As it is this history also plays out in my local area, the Shenandoah Valley. It was a part of Virginia historically with little slavery and many groups such as pacifist Mennonites who opposed slavery. If Stonewall Jackson's army had not been sitting here in 1863, much of the valley, including probably the part Harrisonburg is in, might well have voted to secede from Virginia and become part of West Virginia. Personally I am glad that did not happen, but the fact of the matter is that there were many Republicans here, "Mountain Valley Republicans," who opposed slavery and supported Abraham Lincoln. These were the real Republicans, and during the long rule of racist Democrats such as those in the Byrd machine, it was this part of the state where the Republican Party hung on and would occasionally manage to elect people to the state legislature. These real Mountain Valley Republicans were moderate to liberal or progressive in their outlook, generally speaking, and anti-racist.
Unsurprisingly, since the Byrd machine switch, there has been a long campaign and effort by the right wing of the VA GOP to purge and eliminate the remnants of this faction of the party, including especially in their old home base out here in the Shenandoah Valley. Ironically, one of the leaders of that movement over a long period was Mark Obenshain's late father, Richard Obenshain, who served as state Chairman, but died in a plane crash after having defeated moderate GOP former Senator John Warner for the nomination for that seat in a convention, Warner being a prime example of the Mountain Valley type, even though he was from Northern Virginia, and who was appointed to replace Obenshain after his death as the GOP Senate candidate. Now, Mark Obenshain looks moderate by comparison to his running mates, but he is no Mountain Valley Republican.
Indeed, the breed is nearly extinct. There are very few in the House of Delegates, and there may be just one left in the State Senate, although even a few years ago there were several. But they have been Tea Party primaried intensively, often with this battle cry that they are "RINOs" echoing in their ears. And the battle is on against the one left. He is Sen. Emmet W. Hanger, Jr., who represents the district just southwest of here in the valley, Augusta County, with Mark Obenshain my district's senator. Hanger has been frequently primaried in the past and has so far managed to hang on, the last of the Mountain Valley real Republicans in the evenly-divided-on-party-lines VA State Senate.
Why is the battle now fiercer than ever, to the point of receiving attention in the national media and blogs? He is heading a panel that must pass on whether or not Virginia will extend Medicaid coverage as part of the Affordable Care Act. He has reportedly been open to doing so, showing his progressive Mountain Valley roots, and instigating outrage among the teabaggers and others. As reported nationally, outside money is flowing in from various right wing sources, and he has been hounded by hired demonstrators in his own district over this issue. They want blood, and in particular, the blood of Emmet Hanger. I hope that he not only makes the best decision for Virginia on the Medicaid expansion issue, but that he is able to hang in there as the last of the real Mountain Valley Republicans against this onslaught by this mob of hypocritical phonies.
Barkley Rosser
1 comment:
I'm reminded of this quote by Abraham Lincoln:
"Labor is prior to, and independent of, capital.

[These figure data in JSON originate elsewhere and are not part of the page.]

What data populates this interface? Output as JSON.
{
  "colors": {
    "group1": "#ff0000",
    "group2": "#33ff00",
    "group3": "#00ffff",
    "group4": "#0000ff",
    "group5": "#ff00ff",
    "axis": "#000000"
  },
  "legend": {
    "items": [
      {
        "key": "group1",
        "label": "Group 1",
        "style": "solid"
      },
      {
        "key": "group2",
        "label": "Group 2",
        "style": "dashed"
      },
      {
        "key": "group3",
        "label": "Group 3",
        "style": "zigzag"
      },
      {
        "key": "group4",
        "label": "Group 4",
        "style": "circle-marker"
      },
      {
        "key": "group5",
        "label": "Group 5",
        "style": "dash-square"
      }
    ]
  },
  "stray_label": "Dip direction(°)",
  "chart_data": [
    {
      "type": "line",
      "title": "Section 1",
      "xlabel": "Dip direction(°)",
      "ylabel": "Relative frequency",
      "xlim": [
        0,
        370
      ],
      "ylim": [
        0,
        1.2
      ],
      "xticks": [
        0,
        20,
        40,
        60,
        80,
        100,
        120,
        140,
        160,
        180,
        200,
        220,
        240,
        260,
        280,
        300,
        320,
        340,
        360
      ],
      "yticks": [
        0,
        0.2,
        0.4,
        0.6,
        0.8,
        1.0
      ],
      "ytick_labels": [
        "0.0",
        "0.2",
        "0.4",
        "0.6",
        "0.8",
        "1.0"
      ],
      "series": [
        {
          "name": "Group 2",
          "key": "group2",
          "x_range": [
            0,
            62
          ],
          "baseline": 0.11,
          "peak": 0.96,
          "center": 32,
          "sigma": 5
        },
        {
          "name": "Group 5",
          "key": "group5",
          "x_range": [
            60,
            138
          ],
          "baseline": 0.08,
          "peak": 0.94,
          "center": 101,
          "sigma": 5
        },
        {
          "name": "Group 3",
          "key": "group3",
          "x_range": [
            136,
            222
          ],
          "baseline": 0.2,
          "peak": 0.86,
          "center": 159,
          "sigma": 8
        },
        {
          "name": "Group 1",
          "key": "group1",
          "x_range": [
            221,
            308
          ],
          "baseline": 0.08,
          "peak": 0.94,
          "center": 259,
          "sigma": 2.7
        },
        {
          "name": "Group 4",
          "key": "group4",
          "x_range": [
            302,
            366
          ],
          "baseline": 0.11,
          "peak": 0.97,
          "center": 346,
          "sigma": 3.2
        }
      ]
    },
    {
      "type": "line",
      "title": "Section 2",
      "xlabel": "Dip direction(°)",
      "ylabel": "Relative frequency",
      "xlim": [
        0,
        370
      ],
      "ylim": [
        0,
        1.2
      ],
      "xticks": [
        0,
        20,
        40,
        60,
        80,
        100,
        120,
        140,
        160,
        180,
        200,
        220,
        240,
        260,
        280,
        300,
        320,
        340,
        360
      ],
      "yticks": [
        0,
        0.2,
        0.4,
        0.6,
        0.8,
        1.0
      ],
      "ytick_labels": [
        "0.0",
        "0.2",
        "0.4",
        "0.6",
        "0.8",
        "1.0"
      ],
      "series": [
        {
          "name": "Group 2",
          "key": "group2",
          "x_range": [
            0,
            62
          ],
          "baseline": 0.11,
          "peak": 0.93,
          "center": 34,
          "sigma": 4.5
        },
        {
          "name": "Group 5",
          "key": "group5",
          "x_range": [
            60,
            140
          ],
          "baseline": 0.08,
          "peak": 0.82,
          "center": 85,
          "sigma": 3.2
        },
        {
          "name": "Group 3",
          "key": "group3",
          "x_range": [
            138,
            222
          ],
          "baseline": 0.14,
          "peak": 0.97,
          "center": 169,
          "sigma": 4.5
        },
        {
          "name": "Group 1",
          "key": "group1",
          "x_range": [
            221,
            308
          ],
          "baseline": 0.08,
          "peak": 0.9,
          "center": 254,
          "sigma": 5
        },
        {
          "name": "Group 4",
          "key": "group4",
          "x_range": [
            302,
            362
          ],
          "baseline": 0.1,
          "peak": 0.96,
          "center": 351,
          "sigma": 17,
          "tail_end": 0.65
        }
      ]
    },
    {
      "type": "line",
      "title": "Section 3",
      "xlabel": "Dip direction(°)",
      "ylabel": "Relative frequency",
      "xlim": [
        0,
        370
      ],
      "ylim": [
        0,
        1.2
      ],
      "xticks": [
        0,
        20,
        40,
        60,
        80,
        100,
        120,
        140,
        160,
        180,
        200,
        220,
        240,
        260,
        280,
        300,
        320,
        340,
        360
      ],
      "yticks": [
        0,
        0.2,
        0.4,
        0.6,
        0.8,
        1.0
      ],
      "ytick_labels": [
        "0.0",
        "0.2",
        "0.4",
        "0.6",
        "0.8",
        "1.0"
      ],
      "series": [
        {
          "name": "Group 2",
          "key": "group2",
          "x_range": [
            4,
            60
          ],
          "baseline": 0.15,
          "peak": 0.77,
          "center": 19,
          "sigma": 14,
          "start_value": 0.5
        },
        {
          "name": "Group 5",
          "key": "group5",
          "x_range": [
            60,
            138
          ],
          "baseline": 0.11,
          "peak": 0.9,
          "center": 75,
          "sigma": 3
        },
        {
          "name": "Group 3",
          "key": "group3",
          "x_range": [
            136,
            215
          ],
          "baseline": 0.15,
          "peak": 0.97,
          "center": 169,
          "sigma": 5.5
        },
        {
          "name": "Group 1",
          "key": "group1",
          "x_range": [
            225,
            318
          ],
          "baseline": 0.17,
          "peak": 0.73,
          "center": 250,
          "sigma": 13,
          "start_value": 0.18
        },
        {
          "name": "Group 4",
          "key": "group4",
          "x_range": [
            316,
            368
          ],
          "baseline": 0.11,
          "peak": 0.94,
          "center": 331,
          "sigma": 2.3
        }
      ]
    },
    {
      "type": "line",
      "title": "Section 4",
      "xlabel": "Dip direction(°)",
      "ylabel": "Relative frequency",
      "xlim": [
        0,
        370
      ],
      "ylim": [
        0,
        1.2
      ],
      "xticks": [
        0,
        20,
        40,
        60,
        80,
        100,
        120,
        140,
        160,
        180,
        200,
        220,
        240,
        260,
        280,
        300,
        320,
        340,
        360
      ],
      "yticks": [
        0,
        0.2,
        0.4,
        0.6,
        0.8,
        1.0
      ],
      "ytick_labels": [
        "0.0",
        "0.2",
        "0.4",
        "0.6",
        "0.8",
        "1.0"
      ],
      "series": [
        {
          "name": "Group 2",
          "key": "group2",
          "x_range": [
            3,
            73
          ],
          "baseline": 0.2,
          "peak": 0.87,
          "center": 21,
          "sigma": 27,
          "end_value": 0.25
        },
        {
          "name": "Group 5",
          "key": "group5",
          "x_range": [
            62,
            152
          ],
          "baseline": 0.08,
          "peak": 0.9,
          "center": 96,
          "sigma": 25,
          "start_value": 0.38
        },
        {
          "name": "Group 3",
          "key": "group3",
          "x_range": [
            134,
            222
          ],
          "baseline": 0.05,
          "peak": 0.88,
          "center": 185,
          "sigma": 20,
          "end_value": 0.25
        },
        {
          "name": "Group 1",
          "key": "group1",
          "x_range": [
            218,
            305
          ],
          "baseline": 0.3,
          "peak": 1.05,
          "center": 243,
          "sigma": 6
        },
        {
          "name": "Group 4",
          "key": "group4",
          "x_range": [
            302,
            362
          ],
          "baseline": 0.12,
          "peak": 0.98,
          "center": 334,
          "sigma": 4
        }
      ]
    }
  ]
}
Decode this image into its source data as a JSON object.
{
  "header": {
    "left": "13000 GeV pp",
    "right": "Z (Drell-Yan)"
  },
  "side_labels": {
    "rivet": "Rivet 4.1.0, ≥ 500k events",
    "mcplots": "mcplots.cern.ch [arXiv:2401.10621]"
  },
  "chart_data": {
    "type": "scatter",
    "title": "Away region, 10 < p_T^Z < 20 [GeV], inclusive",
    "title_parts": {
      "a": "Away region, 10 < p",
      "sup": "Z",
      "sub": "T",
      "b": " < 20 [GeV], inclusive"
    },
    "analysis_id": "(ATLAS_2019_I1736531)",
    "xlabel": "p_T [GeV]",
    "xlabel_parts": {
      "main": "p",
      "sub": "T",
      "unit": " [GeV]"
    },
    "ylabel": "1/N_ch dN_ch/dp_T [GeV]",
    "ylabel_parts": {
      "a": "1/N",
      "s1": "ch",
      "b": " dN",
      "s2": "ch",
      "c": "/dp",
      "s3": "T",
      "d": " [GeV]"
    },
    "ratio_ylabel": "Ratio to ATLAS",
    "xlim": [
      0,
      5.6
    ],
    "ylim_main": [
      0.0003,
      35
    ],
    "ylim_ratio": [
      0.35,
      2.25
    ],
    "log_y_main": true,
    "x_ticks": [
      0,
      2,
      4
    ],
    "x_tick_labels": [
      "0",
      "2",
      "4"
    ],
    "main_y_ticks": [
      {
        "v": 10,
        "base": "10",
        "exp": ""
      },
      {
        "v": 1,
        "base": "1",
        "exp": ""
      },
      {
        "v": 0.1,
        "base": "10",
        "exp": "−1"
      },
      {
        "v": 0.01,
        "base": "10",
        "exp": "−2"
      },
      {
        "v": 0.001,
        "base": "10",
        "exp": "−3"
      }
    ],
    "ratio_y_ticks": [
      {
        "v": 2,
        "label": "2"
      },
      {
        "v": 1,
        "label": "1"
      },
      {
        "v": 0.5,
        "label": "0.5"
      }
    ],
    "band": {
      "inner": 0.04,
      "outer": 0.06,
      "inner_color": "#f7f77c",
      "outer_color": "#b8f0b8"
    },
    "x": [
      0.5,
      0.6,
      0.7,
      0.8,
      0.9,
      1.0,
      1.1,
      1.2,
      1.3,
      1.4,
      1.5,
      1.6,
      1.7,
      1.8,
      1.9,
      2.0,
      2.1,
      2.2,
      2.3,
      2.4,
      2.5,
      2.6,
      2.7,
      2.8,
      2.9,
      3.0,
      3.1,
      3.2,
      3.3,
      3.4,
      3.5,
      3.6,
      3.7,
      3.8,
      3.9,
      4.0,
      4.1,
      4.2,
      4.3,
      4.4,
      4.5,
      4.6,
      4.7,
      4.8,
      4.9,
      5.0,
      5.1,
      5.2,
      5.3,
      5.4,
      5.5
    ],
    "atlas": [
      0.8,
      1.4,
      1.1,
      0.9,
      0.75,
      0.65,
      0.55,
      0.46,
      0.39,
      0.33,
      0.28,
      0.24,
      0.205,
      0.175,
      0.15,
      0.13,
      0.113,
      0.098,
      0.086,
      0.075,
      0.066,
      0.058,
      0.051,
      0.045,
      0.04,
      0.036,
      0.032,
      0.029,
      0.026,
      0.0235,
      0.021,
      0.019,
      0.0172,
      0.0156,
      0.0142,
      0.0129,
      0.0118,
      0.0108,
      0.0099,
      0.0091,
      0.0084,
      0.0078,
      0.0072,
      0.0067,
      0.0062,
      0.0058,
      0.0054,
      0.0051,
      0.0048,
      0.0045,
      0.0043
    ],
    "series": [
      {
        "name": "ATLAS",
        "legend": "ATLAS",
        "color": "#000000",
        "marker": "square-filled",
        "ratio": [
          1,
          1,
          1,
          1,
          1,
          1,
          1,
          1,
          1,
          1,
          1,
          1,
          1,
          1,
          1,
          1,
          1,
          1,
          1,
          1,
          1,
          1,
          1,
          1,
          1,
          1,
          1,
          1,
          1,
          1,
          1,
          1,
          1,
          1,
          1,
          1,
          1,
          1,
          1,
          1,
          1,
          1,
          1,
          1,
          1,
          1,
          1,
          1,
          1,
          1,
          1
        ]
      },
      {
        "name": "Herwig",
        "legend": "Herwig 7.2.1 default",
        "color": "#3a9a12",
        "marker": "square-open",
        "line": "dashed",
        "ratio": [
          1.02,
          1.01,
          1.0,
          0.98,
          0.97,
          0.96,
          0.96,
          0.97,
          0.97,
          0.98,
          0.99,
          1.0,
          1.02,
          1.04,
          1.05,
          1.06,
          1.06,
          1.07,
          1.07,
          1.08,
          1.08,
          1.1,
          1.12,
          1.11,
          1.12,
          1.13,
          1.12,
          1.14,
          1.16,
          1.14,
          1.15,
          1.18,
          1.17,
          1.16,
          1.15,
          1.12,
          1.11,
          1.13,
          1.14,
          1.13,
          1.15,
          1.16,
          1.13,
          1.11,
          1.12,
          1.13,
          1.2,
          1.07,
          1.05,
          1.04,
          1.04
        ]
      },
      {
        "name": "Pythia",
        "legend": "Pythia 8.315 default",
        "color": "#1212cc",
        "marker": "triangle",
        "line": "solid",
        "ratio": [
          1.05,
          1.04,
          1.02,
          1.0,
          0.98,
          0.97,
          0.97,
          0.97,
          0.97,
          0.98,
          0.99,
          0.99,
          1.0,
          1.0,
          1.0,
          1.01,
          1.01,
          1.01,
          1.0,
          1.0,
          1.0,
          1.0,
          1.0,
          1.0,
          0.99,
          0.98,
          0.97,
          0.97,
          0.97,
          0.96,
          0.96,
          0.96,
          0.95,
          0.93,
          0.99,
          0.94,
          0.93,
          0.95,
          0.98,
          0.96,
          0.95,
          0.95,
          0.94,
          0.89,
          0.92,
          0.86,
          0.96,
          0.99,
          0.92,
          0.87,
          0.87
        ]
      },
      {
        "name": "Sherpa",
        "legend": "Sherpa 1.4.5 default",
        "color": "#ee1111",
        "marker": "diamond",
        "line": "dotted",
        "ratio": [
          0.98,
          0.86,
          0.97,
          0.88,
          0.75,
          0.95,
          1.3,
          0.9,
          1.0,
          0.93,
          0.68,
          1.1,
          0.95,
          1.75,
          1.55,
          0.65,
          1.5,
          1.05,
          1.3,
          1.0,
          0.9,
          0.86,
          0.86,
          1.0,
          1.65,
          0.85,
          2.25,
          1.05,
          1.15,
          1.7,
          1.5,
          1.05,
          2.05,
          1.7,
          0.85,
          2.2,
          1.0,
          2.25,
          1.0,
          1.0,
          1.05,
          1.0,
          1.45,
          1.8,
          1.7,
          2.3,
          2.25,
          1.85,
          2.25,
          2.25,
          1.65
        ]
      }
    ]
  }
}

Capital is only the fruit of labor, and could never have existed if labor had not first existed. Labor is the superior of capital, and deserves much the higher consideration."
Of course, the modern Republican party wants to stop taxing investment income but continue to tax labor compensation income.
Yes, the liberal Republicans are the real Republicans and Tea Partiers are the RINOs.
Can there be any doubt that Lincoln would not be a Republican if he were still alive?